You will definitely want to print out this article by Linda Coss: "Attack of the Killer Peanut Butter Sandwiches" to bring along with you. It's a terrific explanation of what allergic kids (and parents) are up against at school and it takes the non-allergic point of view into account.
I'm on my way to a meeting on Monday (we begin school on Tuesday). I've been through several of these meetings already and have learned what to ask over the years. Here are a few "talking points" as you get ready to talk to the school about your child.
- Your child must carry the EpiPen at all times, to every location in the school. This is law in many states; for others you may be required to have a doctor's note. In any case, make sure that your child's teachers understand the need for an accessible EpiPen--every second counts. No locked cabinets, no "we only keep it in the health office." Explaining how a reaction works helps; a doctor's order will clinch the deal.

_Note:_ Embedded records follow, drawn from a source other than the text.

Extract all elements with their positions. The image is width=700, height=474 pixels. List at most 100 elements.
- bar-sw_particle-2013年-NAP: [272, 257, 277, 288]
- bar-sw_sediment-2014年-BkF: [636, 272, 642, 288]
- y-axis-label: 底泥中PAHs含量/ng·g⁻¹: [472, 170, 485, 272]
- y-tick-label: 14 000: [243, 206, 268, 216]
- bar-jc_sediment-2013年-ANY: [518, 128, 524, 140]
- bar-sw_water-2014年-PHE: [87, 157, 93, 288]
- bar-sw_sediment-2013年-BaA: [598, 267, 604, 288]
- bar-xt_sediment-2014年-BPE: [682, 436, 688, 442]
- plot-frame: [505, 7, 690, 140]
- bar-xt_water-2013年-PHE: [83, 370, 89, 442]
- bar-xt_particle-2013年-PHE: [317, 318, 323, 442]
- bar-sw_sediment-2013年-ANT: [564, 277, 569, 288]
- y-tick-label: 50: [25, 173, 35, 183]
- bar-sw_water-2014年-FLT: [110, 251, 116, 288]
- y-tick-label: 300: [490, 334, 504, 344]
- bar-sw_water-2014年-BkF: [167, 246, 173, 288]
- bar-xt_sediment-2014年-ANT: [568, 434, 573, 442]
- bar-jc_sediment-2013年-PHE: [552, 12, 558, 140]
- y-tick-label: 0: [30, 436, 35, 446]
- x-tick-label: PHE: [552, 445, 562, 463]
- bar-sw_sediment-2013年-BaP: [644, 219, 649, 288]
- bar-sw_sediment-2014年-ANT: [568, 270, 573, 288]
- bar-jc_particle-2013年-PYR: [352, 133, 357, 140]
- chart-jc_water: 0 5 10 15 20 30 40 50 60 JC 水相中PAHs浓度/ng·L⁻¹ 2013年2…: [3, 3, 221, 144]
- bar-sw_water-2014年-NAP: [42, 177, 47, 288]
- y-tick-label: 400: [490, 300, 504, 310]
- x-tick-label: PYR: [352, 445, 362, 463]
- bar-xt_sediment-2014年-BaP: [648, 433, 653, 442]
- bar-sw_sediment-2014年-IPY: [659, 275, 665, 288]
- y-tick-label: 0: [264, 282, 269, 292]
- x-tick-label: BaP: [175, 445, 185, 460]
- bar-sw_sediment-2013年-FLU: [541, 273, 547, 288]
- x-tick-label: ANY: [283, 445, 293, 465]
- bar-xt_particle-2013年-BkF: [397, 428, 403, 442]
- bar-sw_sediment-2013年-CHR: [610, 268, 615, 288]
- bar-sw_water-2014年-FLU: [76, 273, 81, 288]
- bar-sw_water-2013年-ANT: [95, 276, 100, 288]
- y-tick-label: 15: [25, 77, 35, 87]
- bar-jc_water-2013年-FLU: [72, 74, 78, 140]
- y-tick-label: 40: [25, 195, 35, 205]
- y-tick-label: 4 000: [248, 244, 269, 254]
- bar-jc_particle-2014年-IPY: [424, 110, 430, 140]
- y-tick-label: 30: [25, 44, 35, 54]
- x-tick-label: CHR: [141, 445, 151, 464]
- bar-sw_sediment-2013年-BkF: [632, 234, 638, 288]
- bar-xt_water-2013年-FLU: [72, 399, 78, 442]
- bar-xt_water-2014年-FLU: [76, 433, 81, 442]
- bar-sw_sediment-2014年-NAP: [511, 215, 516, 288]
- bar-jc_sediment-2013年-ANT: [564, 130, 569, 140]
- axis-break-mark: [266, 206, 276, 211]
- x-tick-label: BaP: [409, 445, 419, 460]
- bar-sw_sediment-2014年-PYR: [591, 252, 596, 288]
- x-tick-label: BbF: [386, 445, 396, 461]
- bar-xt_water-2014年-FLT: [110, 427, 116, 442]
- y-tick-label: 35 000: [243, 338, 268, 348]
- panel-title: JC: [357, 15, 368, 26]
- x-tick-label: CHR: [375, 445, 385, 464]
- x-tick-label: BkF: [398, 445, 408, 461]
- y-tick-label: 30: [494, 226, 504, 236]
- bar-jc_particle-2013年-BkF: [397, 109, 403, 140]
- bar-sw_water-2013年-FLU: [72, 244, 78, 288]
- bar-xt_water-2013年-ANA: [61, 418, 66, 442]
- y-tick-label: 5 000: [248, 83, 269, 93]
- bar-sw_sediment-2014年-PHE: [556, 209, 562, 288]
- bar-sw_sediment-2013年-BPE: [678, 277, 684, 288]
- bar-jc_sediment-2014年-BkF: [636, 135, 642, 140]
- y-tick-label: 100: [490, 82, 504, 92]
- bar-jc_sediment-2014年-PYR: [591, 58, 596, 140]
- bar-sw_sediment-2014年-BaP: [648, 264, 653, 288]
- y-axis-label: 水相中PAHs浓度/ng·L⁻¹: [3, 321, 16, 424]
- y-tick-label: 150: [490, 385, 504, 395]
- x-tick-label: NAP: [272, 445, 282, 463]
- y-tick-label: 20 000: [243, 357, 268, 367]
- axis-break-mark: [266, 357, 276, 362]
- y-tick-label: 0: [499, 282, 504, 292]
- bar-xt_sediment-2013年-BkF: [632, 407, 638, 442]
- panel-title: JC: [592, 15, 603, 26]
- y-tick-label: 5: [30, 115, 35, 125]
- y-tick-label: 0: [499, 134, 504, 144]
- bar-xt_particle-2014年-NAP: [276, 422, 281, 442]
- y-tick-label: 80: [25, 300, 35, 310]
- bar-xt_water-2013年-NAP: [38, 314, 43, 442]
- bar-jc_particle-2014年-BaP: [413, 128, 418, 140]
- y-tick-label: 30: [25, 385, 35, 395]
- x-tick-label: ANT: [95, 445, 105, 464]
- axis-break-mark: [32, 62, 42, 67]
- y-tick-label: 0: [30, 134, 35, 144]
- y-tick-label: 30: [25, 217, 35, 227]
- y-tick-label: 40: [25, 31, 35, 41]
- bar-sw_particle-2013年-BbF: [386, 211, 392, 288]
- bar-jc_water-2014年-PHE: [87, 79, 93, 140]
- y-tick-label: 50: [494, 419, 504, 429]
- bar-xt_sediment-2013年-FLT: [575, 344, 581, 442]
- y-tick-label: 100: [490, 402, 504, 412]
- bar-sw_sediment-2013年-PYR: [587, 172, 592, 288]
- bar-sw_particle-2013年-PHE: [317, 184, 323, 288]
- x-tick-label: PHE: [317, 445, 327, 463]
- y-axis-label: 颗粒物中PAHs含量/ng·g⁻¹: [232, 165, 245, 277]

- Which staff members and teachers have EpiPen training? And will you use it? Asking them these questions helps identify what you may need to advocate at your school. It's been my experience that all staff are trained at our current school, but as schools all have different rules, please find out. Offer to train them or to have the nurse/health aide do a training. Make sure your child's teacher is comfortable using the EpiPen and ask what you can do to make her/him more comfortable. It's crucial.
- What are your emergency procedures? Get the exact details. You may discover that you want to revise these a bit.
- Please follow our Food Allergy Emergency Plan. Available at the FAAN website, this is the life-saving "go-to" guide if someone suspects your child is having a reaction.
- What's the "treats schedule" for the year? For example, any special holiday or event celebrations? If you can nail it down early, you'll be prepared to deliver safe treats to your child's classroom if necessary. You really don't want to be stuck making food at midnight. It makes you cranky.
- Make sure that you mark down the expiration dates for your meds--and ask if the school has a "reminder" policy for this. Many schools do, but you should be the one who really is on top of this so there are no gaps where your child is at school without their EpiPen. Just mark it down on your calendar for two weeks before it expires so you have plenty of time to get new ones.